De collectieve sector wordt gereguleerd door een ander allocatiemechanisme dan het marktmechanisme. Dat mechanisme heet het budgetmechanisme. Dit mechanisme houdt in dat er via politieke besluitvorming voor de diverse activiteiten budgetten worden vastgesteld. Deze budgetten hebben in het algemeen een taakstellend maximumkarakter. Het budgetmechanisme ontbeert een automatische rem op overproduktie, verspilling en ineffectiviteit. Daarom zijn aan het politieke besluitvormingsproces instrumenten toegevoegd die het gemis aan een zelfregulerend mechanisme moeten opvangen. De volgende instrumenten zijn te onderscheiden:
- het begrotingsstelsel: het begrotingsstelsel betreft de wijze waarop inzicht wordt gegeven in de omvang van de uitgaven, ontvangsten, kosten en/of baten
- de begrotingsnormering: via enkele richtlijnen/afspraken wordt de totale omvang van de collectieve uitgaven en ontvangsten begrensd
- de begrotingscyclus: een jaarlijks terugkerende procedure betreffende de begrotingsvoorbereiding, -uitvoering en -verantwoording. In deze cyclus komen op geijkte momenten documenten gereed die de omvang van, prioriteitsstelling binnen en verantwoording over de collectieve uitgaven en ontvangsten regelen. De besluitvorming in deze cyclus komt tot stand in een politiek en ambtelijk krachtenveld van actoren, hetgeen tot een zekere mate van zelfregulering leidt
- regels betreffende de budgetdiscipline; regels die vastleggen wat er gedurende de begrotingsvoorbereiding en -uitvoering moet gebeuren in het licht van onder- en vooral overschrijdingen van geraamde budgetten.
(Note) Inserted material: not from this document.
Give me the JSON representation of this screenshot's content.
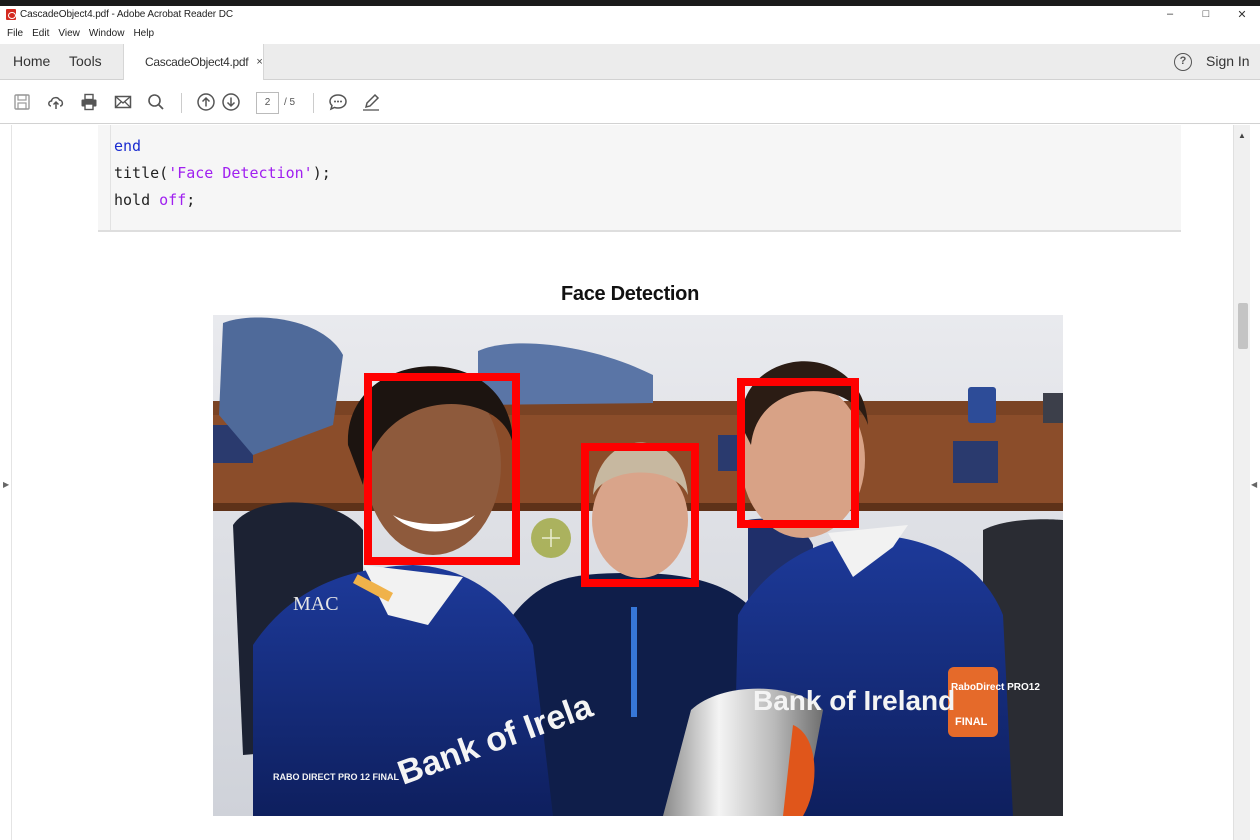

Een uitzondering op het “budgetmechanisme” is de profijtgedachte. In dat geval wordt er aan de gebruiker van een voorziening een prijs in rekening gebracht. Indien het niet gaat om een verplichte voorziening kan de overheid worden beschouwd als normale marktpartij. Voorbeelden hiervan zijn tolheffing, vormen van college- en schoolgeld enzovoort. Bij dergelijke activiteiten rijst de vraag of de collectieve sector wel de aangewezen sector is die in de betreffende voorzieningen moet voorzien. In tal van gevallen kan ook een private partij dergelijke voorzieningen op de markt brengen. In het afgelopen decennium heeft het nadenken over dit aspect geresulteerd in vele privatiseringen en verzelfstandigingen van overheidsdiensten.